Mi espíritu, mi alma o como quiera que llamemos a “eso” que nos ocupa y somos, no va parejo al proceso de maduración e incipiente deterioro de la carcasa que me sustenta. Sigo siendo la niña. Todavía soy ella y lo sé porque reconozco su ímpetu, sus ilusiones, su energía… su risa. Hay otra ella o yo, depende de cómo se mire, un poco más seria, más templada, reflexiva, inquisitiva, amante de la soledad y la contemplación. Y hay muchas más ellas con distintas experiencias y recorridos. Todas válidas. Unas más sabias que otras, aunque todas aprendices, humildes, y muy alegres unas y tendentes a la nostalgia otras. Es lo que hay, si bien la que se erige por encima de todas, la esencia de todas ellas, es la que más cuesta de definir, porque contiene de la más niña a la más vieja.
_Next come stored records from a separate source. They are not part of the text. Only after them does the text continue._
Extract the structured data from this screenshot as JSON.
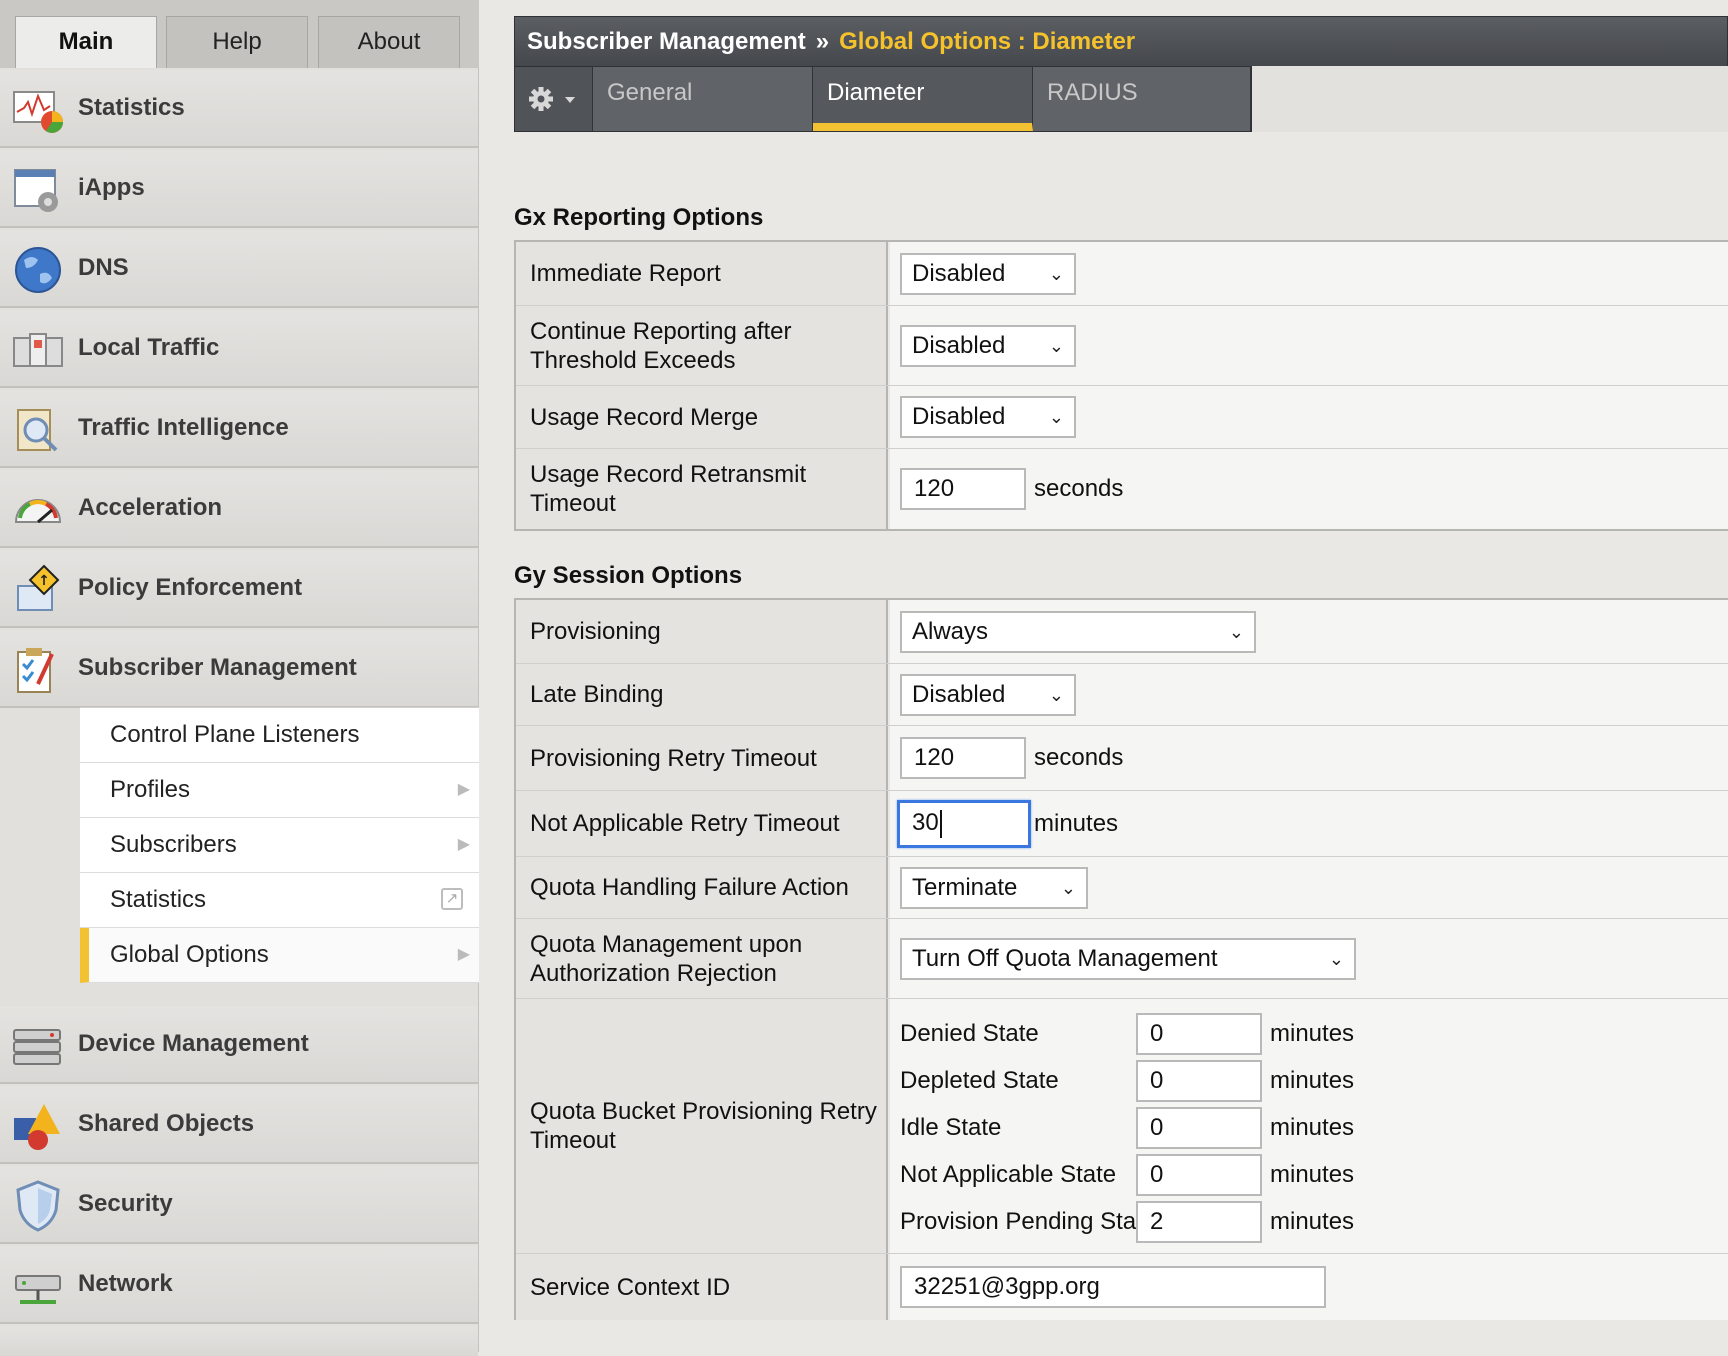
{
  "nav_tabs": [
    {
      "label": "Main",
      "active": true
    },
    {
      "label": "Help",
      "active": false
    },
    {
      "label": "About",
      "active": false
    }
  ],
  "sidebar": {
    "items": [
      {
        "label": "Statistics",
        "icon": "statistics-icon"
      },
      {
        "label": "iApps",
        "icon": "iapps-icon"
      },
      {
        "label": "DNS",
        "icon": "globe-icon"
      },
      {
        "label": "Local Traffic",
        "icon": "local-traffic-icon"
      },
      {
        "label": "Traffic Intelligence",
        "icon": "traffic-intelligence-icon"
      },
      {
        "label": "Acceleration",
        "icon": "gauge-icon"
      },
      {
        "label": "Policy Enforcement",
        "icon": "policy-sign-icon"
      },
      {
        "label": "Subscriber Management",
        "icon": "clipboard-check-icon"
      },
      {
        "label": "Device Management",
        "icon": "device-stack-icon"
      },
      {
        "label": "Shared Objects",
        "icon": "shapes-icon"
      },
      {
        "label": "Security",
        "icon": "shield-icon"
      },
      {
        "label": "Network",
        "icon": "network-icon"
      }
    ],
    "sub_items": [
      {
        "label": "Control Plane Listeners",
        "marker": ""
      },
      {
        "label": "Profiles",
        "marker": "arrow"
      },
      {
        "label": "Subscribers",
        "marker": "arrow"
      },
      {
        "label": "Statistics",
        "marker": "external"
      },
      {
        "label": "Global Options",
        "marker": "arrow",
        "active": true
      }
    ]
  },
  "header": {
    "section": "Subscriber Management",
    "separator": "»",
    "page": "Global Options : Diameter"
  },
  "tabs": [
    {
      "label": "General",
      "active": false
    },
    {
      "label": "Diameter",
      "active": true
    },
    {
      "label": "RADIUS",
      "active": false
    }
  ],
  "gx": {
    "title": "Gx Reporting Options",
    "immediate_report": {
      "label": "Immediate Report",
      "value": "Disabled"
    },
    "continue_reporting": {
      "label": "Continue Reporting after Threshold Exceeds",
      "value": "Disabled"
    },
    "usage_record_merge": {
      "label": "Usage Record Merge",
      "value": "Disabled"
    },
    "retransmit_timeout": {
      "label": "Usage Record Retransmit Timeout",
      "value": "120",
      "unit": "seconds"
    }
  },
  "gy": {
    "title": "Gy Session Options",
    "provisioning": {
      "label": "Provisioning",
      "value": "Always"
    },
    "late_binding": {
      "label": "Late Binding",
      "value": "Disabled"
    },
    "provisioning_retry": {
      "label": "Provisioning Retry Timeout",
      "value": "120",
      "unit": "seconds"
    },
    "not_applicable_retry": {
      "label": "Not Applicable Retry Timeout",
      "value": "30",
      "unit": "minutes"
    },
    "quota_failure": {
      "label": "Quota Handling Failure Action",
      "value": "Terminate"
    },
    "quota_mgmt": {
      "label": "Quota Management upon Authorization Rejection",
      "value": "Turn Off Quota Management"
    },
    "quota_bucket": {
      "label": "Quota Bucket Provisioning Retry Timeout",
      "states": [
        {
          "label": "Denied State",
          "value": "0",
          "unit": "minutes"
        },
        {
          "label": "Depleted State",
          "value": "0",
          "unit": "minutes"
        },
        {
          "label": "Idle State",
          "value": "0",
          "unit": "minutes"
        },
        {
          "label": "Not Applicable State",
          "value": "0",
          "unit": "minutes"
        },
        {
          "label": "Provision Pending State",
          "value": "2",
          "unit": "minutes"
        }
      ]
    },
    "service_context": {
      "label": "Service Context ID",
      "value": "32251@3gpp.org"
    }
  },
  "colors": {
    "accent": "#f2c232",
    "header_bg": "#4f5256",
    "focus": "#3a78e0"
  }
}
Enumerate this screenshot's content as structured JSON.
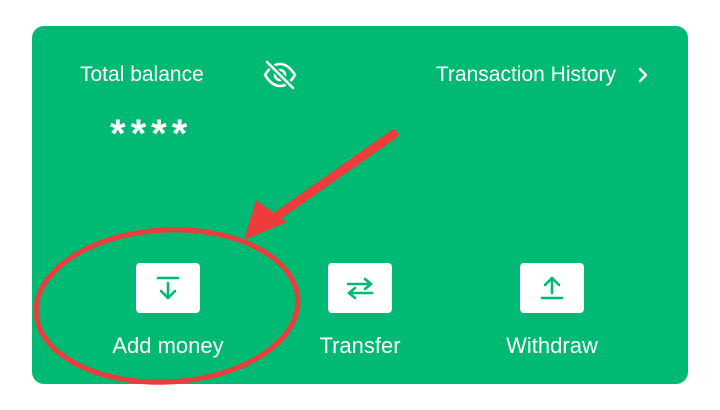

3 generationsImposible ponerle un rostro y reconocerse en él. A esta edad y desde esta consciencia, hay una parte que se escinde de kronos y se convierte en kairós, en el que todo lo importante, adecuado y oportuno, está presente. Descubres que somos miles, millones de partes entrelazadas unas con otras de instantes rescatados por hechos que luego influyen y confluyen en el océano de la complejidad que no cesa de generarnos.
Descubres también, como niña/anciana que aquello a lo que llamamos ego no existe, que solo es una identificación, un engaño, otro más, de nuestra mente egótica o egocentrista. No somos nada y lo somos todo: somos la parte de la parte de la parte de la parte de la parte de la parte de la parte…∞.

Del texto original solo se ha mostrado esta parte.